田母神俊雄・前航空幕僚長の論文ネタにすっかり乗り遅れた。

現役の航空自衛隊のトップが「日本の侵略戦争はなかった」とする歴史観が村山談話と違っているので更迭され大問題になったあの論文だが、論文を募集したアパグループの元谷外志雄代表との関係が適切だったのか、という問題が浮上している。

元谷代表は「報道されない近現代史」という著書を出版している。

内容は
・発展を続けるプーチン帝国・ロシアの正体は?
・北朝鮮・龍川駅列車爆破の真相とは?
・日本を戦争に追い込んだソ連の陰謀とは?

この著書の出版パーティーがことし6月2日、千葉・幕張のホテルで開かれ、田母神氏は来賓としてあいさつしている。

で、応募論文のテーマが「真の近現代史観」。

アパグループの発祥地は石川県小松市。金沢市に本店を構える関係から、石川市にある第6航空団司令として着任した98年から元谷代表との親交が始まった、とされる。

アパが発行する月刊情報誌「アップルタウン」(公称5万5000部発行=関連業者強制購読)での99年4月号で
独立自衛の時代で対談。10月には後援会組織「空自小松基地金沢友の会」をアパの金沢本店内に事務局を置くなど急速に深い関係となっている。その後も情報誌内で3度ほど座談会に出席している。

ということは元谷代表は田母神氏の思想は熟知していたはず。

それをいうなら、アパグループと産経新聞の関係はどうなるのだろうか。

この論文の審査員の中には産経新聞の客員編集委員も含まれている。本人も新聞で審査員だったことを明かすと共に、235点の応募作品から社内審査で20数点がまず選ばれ、CDで送られてきた。すべての論文は筆者名が削除されていた、という。
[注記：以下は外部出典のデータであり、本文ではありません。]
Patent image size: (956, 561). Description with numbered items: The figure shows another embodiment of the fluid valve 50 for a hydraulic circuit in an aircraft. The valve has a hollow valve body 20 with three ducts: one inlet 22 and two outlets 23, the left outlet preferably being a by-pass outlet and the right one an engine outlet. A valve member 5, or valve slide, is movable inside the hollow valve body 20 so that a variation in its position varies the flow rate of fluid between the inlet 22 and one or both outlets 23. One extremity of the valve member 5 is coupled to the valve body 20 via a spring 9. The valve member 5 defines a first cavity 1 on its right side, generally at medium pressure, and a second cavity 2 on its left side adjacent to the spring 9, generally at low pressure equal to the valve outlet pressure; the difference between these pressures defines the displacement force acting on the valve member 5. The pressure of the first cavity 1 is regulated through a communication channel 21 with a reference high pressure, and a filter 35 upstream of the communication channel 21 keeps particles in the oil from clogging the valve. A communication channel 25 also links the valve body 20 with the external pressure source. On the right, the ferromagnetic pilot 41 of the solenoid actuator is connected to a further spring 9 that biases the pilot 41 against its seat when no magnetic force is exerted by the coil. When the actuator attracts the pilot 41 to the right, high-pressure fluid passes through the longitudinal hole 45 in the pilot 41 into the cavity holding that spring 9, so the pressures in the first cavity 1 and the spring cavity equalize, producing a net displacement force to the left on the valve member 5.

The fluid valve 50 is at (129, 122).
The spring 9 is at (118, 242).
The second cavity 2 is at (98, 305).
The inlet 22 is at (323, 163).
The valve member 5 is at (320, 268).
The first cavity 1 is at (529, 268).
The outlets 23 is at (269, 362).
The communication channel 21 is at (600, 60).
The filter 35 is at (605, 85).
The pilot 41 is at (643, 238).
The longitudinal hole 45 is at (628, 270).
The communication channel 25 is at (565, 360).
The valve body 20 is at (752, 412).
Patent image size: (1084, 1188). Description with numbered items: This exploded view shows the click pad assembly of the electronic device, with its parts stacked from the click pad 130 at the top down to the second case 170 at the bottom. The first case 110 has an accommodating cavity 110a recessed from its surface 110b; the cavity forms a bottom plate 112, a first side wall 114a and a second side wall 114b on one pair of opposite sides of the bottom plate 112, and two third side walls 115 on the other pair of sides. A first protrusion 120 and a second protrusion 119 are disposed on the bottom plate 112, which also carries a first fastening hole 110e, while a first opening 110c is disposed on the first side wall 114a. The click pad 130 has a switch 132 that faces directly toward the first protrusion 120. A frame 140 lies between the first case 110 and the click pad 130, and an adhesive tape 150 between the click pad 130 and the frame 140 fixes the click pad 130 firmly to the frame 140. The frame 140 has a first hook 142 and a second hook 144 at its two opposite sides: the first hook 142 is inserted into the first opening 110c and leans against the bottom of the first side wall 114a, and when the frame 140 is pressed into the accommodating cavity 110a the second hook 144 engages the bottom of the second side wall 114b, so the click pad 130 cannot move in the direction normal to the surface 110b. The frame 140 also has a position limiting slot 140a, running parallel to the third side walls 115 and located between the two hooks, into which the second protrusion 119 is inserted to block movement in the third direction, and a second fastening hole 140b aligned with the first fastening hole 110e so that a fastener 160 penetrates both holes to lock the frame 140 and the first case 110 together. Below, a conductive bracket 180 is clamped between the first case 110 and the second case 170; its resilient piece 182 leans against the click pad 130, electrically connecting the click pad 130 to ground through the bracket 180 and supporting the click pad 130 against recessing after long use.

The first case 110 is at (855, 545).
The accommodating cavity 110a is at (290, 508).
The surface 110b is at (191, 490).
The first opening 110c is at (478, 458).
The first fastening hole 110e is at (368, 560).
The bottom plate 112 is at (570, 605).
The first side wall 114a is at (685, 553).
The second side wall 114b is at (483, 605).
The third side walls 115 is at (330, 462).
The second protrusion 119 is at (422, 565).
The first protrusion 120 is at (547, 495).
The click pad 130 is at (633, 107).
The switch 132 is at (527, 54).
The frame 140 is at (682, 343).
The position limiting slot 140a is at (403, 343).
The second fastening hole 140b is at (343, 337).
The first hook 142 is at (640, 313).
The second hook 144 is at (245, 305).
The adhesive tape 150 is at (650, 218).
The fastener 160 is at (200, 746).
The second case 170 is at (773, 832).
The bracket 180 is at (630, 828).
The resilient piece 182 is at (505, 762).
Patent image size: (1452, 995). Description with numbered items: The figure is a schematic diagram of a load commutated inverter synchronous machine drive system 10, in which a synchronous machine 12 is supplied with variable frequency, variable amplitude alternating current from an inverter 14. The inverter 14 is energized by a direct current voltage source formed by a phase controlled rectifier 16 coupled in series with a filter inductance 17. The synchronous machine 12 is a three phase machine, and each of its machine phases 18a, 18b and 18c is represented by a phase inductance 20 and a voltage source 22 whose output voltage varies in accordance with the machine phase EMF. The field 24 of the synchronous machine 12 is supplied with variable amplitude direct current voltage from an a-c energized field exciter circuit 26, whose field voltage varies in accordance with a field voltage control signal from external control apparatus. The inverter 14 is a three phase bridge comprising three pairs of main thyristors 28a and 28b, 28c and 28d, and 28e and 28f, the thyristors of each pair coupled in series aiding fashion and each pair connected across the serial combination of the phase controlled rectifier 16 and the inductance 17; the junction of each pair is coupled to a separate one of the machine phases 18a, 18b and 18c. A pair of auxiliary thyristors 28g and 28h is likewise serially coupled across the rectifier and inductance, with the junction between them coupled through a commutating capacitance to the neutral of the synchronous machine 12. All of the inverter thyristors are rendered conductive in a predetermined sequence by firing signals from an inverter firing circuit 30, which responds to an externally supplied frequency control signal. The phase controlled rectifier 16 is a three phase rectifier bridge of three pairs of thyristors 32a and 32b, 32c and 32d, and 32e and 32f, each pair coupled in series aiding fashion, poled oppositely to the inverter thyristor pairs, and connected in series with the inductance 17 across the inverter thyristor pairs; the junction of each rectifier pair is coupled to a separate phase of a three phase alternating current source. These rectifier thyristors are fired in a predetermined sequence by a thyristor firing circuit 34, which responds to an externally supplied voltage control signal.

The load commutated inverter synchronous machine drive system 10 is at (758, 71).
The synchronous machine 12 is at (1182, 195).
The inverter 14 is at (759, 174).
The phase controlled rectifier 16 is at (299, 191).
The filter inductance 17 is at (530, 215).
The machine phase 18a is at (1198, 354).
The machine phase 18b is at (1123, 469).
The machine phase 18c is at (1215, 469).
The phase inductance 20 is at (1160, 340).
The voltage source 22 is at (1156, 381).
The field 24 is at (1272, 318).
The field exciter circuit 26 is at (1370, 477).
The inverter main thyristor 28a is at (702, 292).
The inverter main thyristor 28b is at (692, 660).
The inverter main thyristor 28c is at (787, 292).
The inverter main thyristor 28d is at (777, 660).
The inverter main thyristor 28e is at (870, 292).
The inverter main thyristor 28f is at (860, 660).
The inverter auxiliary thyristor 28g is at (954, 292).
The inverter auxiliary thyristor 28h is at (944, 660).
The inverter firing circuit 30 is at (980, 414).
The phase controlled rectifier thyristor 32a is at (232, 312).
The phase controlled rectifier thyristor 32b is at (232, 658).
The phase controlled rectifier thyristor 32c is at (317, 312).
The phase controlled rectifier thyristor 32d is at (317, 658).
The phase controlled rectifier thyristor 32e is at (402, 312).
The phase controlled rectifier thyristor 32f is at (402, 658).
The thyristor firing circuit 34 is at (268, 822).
田母神氏は論文の中で、産経新聞が発行する正論を引用する部分があったりで、保守系の審査員の思想が見事に合致した、ということ。最初からデキレースだったことが伺える。

いずれ、ほとぼりが冷めたころに田母神氏はアパグループの顧問に納まるのだろうか。
現役の幕僚長が政府見解と異なる論文を発表して、それが最優秀賞に選ばれれば、どうなるか予見できていたわけだから。

学校教育で正しい近代史・歴史認識を教えないから、元谷代表が私財を投じて伝えている、ということのようだ。

アパグループといえば帽子がトレードマークの不細工な社長が有名だったが、代表も一本筋が通ったところがある。

この問題が安倍首相時代に起こったらもっと違う展開になっていたかも知れない。元谷代表は安倍元首相の後援会「安晋会」の副会長を務めていた。

火種は首相のところまで飛び火していたはずだ。

人気ランキング
[PR]
Commented by yama at 2008-11-09 19:07 x
ヨーロッパ、(昔の)中国モンゴルがさんざんやってきた侵略戦争にあとから参入したという表現が妥当だと思うが、この幕僚長はやっぱり変です。
持論を発表する場がおかしいし、退官してからやればいいだけの
ことだと思います。
Commented by tetorayade at 2008-11-09 22:39
>yama さん
アパグループの懸賞論文ということろが、ミソ。
現役の自衛官は自虐史観の中で、旧日本軍との決別ができるものが出世できる中で、田母神氏は突然変異らしいですね。
航空自衛隊というところが陸上や海上との違いのようですが。